Preservação X atividades econômicas
O Boqueirão da Onça é formado por desfiladeiros, montanhas e cavernas em meio à vegetação resistente. É considerado a área mais preservada dentro da caatinga, um bioma que por si só já vale o esforço de conservação por ser o semiárido mais biodiverso do mundo. Por ali também se concentram nascentes de rios que garantem a oferta de água, mesmo quando há seca, e cavernas com inscrições rupestres.
Mas, há conflitos. A área possui enorme potencial eólico e abertura de estradas para instalação das turbinas tem trazido impacto para os animais. Há também interesses de mineradoras. Na área, há jazidas de ametista, cuja exploração irregular pode levar a desastres ambientais.
“Inicialmente, era um grande bloco de conservação. Entretanto, há diversas comunidades que vivem nessa região e alguns empreendimentos [turbinas de energia eólica]. Foram criadas, então, duas áreas. O parque tem uso mais restrito, só são permitidas atividades de pesquisa, recreação e turismo. Já a Apa possibilita que as comunidades permaneçam onde estão e regulamenta as atividades econômicas”, diz Camile Lugarini, chefe do núcleo de gestão integrada do Boqueirão da Onça, do Instituto Chico Mendes de Conservação da Biodiversidade (ICMBio) de Juazeiro (BA).
Eólica
A caminho do Boqueirão da Onça se vê as turbinas de geração de energia eólica no topo da serra. Elas fazem parte da Usina Delfina, da empresa Enel Green Power. Ao todo, são 90 turbinas, cada uma com capacidade de gerar 2,1 MW de energia (cada megawatt pode abastecer mil casas). Outras 14 turbinas devem ser instaladas ainda neste ano, segundo a empresa.
“Essa região é uma das mais importantes do país para a produção de energia eólica. Mas toda atividade [econômica] tem impacto”, diz Camile Lugarini, do ICMBio de Juazeiro (BA).
Abertura de estradas, desmatamento para construção das estruturas da usina, alojamentos para funcionários, explosões para abertura do solo são algumas das ações que podem trazer problemas para a preservação ambiental, de acordo com especialistas. Além do barulho, que pode incomodar os animais, há a rotação das turbinas, cujo impacto na rota de voo das aves ainda não foi mensurado.

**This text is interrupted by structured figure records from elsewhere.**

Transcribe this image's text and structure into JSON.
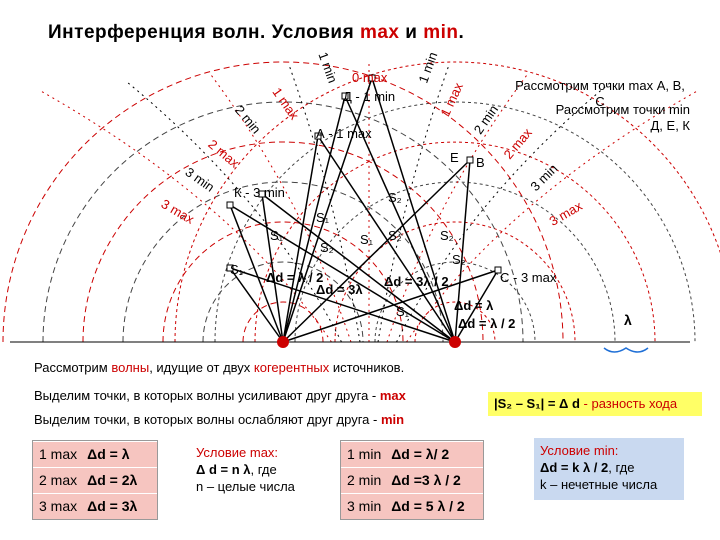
{
  "title": {
    "part1": "Интерференция волн. Условия ",
    "max": "max",
    "and": " и ",
    "min": "min",
    "dot": "."
  },
  "diagram_labels": {
    "d_label": "Д - 1 min",
    "zero_max": "0 max",
    "a_label": "А - 1 max",
    "e_label": "E",
    "b_label": "B",
    "k_label": "К - 3 min",
    "c_label": "C - 3 max",
    "s1": "S₁",
    "s2": "S₂",
    "delta_half": "Δd = λ / 2",
    "delta_lambda": "Δd = λ",
    "delta_three_half": "Δd = 3λ / 2",
    "delta_three": "Δd = 3λ",
    "delta_two_half": "Δd = λ / 2",
    "lambda": "λ"
  },
  "arc_labels_left": [
    "1 min",
    "1 max",
    "2 min",
    "2 max",
    "3 min",
    "3 max"
  ],
  "arc_labels_right": [
    "1 min",
    "1 max",
    "2 min",
    "2 max",
    "3 min",
    "3 max"
  ],
  "consider_max": "Рассмотрим точки max А, В, С",
  "consider_min": "Рассмотрим точки min Д, Е, К",
  "consider_waves": {
    "pre": "Рассмотрим ",
    "waves": "волны",
    "mid": ", идущие от двух ",
    "coh": "когерентных",
    "post": " источников."
  },
  "highlight_max": {
    "text": "Выделим точки, в которых волны усиливают друг друга - ",
    "kw": "max"
  },
  "highlight_min": {
    "text": "Выделим точки, в которых волны ослабляют друг друга - ",
    "kw": "min"
  },
  "path_diff": {
    "formula": "|S₂ – S₁| = Δ d",
    "desc": " - разность хода"
  },
  "max_table": [
    {
      "name": "1 max",
      "value": "Δd = λ"
    },
    {
      "name": "2 max",
      "value": "Δd = 2λ"
    },
    {
      "name": "3 max",
      "value": "Δd = 3λ"
    }
  ],
  "cond_max": {
    "title": "Условие max:",
    "formula": "Δ d = n λ",
    "rest": ", где",
    "note": "n – целые числа"
  },
  "min_table": [
    {
      "name": "1 min",
      "value": "Δd = λ/ 2"
    },
    {
      "name": "2 min",
      "value": "Δd =3 λ / 2"
    },
    {
      "name": "3 min",
      "value": "Δd = 5 λ / 2"
    }
  ],
  "cond_min": {
    "title": "Условие min:",
    "formula": "Δd = k λ / 2",
    "rest": ", где",
    "note": "k – нечетные числа"
  },
  "colors": {
    "accent_red": "#cc0000",
    "pink": "#f6c5c0",
    "blue_box": "#c9d9f0",
    "yellow_box": "#ffff66",
    "path_diff_text": "#1f3a93"
  }
}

“Ainda assim, a energia eólica é considerada limpa e com grau de impacto menos relevante que outras atividades para a produção de energia, como as hidrelétricas, termelétricas e usinas nucleares”, diz Lugarini. “A Apa foi criada justamente para regulamentar essas atividades”, fala.

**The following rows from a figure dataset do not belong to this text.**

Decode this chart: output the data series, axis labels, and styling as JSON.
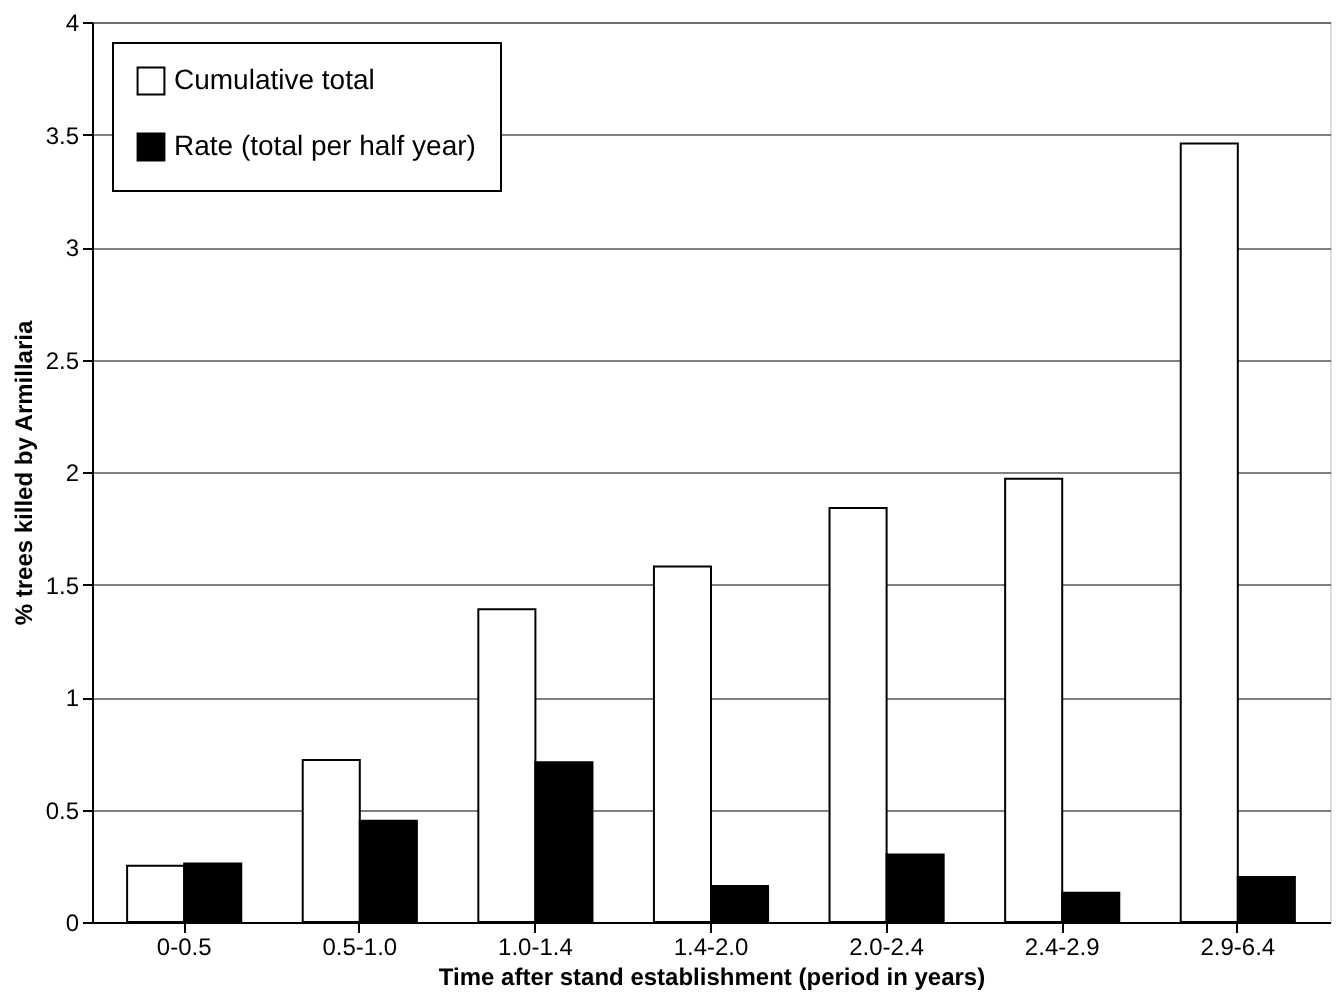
{
  "chart_data": {
    "type": "bar",
    "xlabel": "Time after stand establishment (period in years)",
    "ylabel": "% trees killed by Armillaria",
    "categories": [
      "0-0.5",
      "0.5-1.0",
      "1.0-1.4",
      "1.4-2.0",
      "2.0-2.4",
      "2.4-2.9",
      "2.9-6.4"
    ],
    "series": [
      {
        "name": "Cumulative total",
        "color": "#ffffff",
        "values": [
          0.25,
          0.72,
          1.39,
          1.58,
          1.84,
          1.97,
          3.46
        ]
      },
      {
        "name": "Rate (total per half year)",
        "color": "#000000",
        "values": [
          0.26,
          0.45,
          0.71,
          0.16,
          0.3,
          0.13,
          0.2
        ]
      }
    ],
    "ylim": [
      0,
      4
    ],
    "yticks": [
      0,
      0.5,
      1,
      1.5,
      2,
      2.5,
      3,
      3.5,
      4
    ],
    "grid": "y",
    "legend": "top left"
  }
}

Em nota, a Enel Green Power informou que “reconhece que ao incorporar em seus processos decisórios o valor da biodiversidade, assim como de seus impactos ambientais, permite o desenvolvimento de modelos de negócios que sejam mais eficientes, responsáveis e sustentáveis em longo prazo.” A empresa também disse que financia dois programas de monitoramento de animais da região, um voltado à arara-azul-de-lear e outro voltado para as onças parda e pintada.
Garimpo
O garimpo é uma das atividades mais antigas da região, mas recentemente ganhou mais destaque. Em 2017, a descoberta de uma nova jazida de ametista atraiu diversos garimpeiros para a região. Embora haja empreendimentos legalizados, há também a exploração ilegal, que pode levar a prejuízos ambientais.
“O garimpo é bem prejudicial porque são covas abertas, de até 100 metros. Eles acabam explorando [o minério] e deixando os buracos abertos, sem ação de recuperação ambiental. E, na caatinga, a remoção do solo e da vegetação é muito difícil de ser recuperada, porque depende da chuva que aqui é de três meses – quando ela vem”, fala Lugarini. Com a criação do parque e da Apa, a atividade passa a ser proibida dentro do limite das unidades de conservação, embora ainda ocorra no entorno da região.